IEEE Trans Cybern. 2022 Oct;52(10):10490-10503. doi: 10.1109/TCYB.2021.3062830. Epub 2022 Sep 19.
Multiview clustering aims to leverage information from multiple views to improve the clustering performance. Most previous works assumed that each view has complete data. However, in real-world datasets, it is often the case that a view may contain some missing data, resulting in the problem of incomplete multiview clustering (IMC). Previous approaches to this problem have at least one of the following drawbacks: 1) employing shallow models, which cannot well handle the dependence and discrepancy among different views; 2) ignoring the hidden information of the missing data; and 3) being dedicated to the two-view case. To eliminate all these drawbacks, in this work, we present the adversarial IMC (AIMC) framework. In particular, AIMC seeks the common latent representation of multiview data for reconstructing raw data and inferring missing data. The elementwise reconstruction and the generative adversarial network are integrated to evaluate the reconstruction. They aim to capture the overall structure and get a deeper semantic understanding, respectively. Moreover, the clustering loss is designed to obtain a better clustering structure. We explore two variants of AIMC, namely: 1) autoencoder-based AIMC (AAIMC) and 2) generalized AIMC (GAIMC), with different strategies to obtain the multiview common representation. Experiments conducted on six real-world datasets show that AAIMC and GAIMC perform well and outperform the baseline methods.

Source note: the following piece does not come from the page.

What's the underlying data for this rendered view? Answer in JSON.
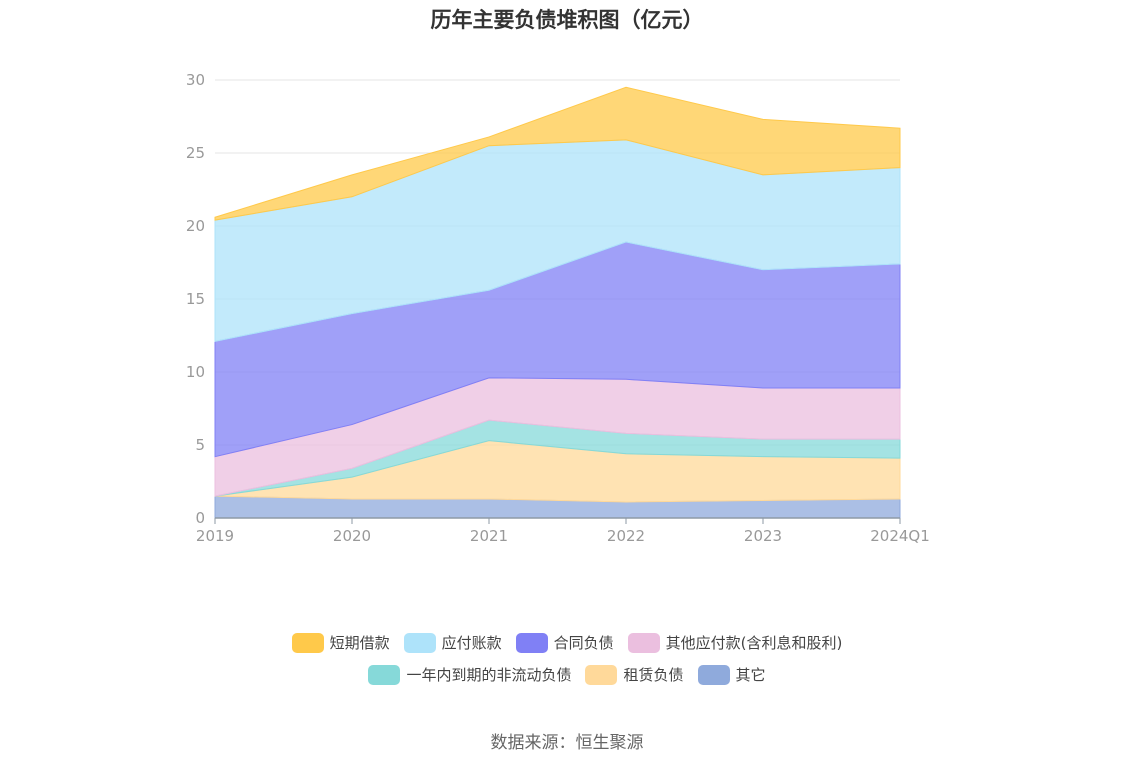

多视图聚类旨在利用来自多个视图的信息来提高聚类性能。以前的大多数工作都假设每个视图都有完整的数据。然而,在现实世界的数据集,情况往往是一个视图可能包含一些缺失的数据,导致了不完全的多视图聚类(IMC)的问题。以前的方法有至少一个以下缺点:1)采用浅层模型,无法很好地处理不同视图之间的依赖关系和差异;2)忽略了缺失数据的隐藏信息;3)专门用于两视图情况。为了消除所有这些缺点,在这项工作中,我们提出了对抗性 IMC(AIMC)框架。特别是,AIMC 为多视图数据寻找共同的潜在表示,以重建原始数据和推断缺失数据。元素级别的重建和生成对抗网络被集成在一起进行评估。它们的目标分别是捕捉整体结构和获得更深层次的语义理解。此外,聚类损失被设计用来获得更好的聚类结构。我们探索了两种变体的 AIMC,即:1)基于自动编码器的 AIMC(AAIMC)和 2)广义 AIMC(GAIMC),它们采用不同的策略来获得多视图的公共表示。在六个真实世界数据集上的实验表明,AAIMC 和 GAIMC 表现良好,优于基线方法。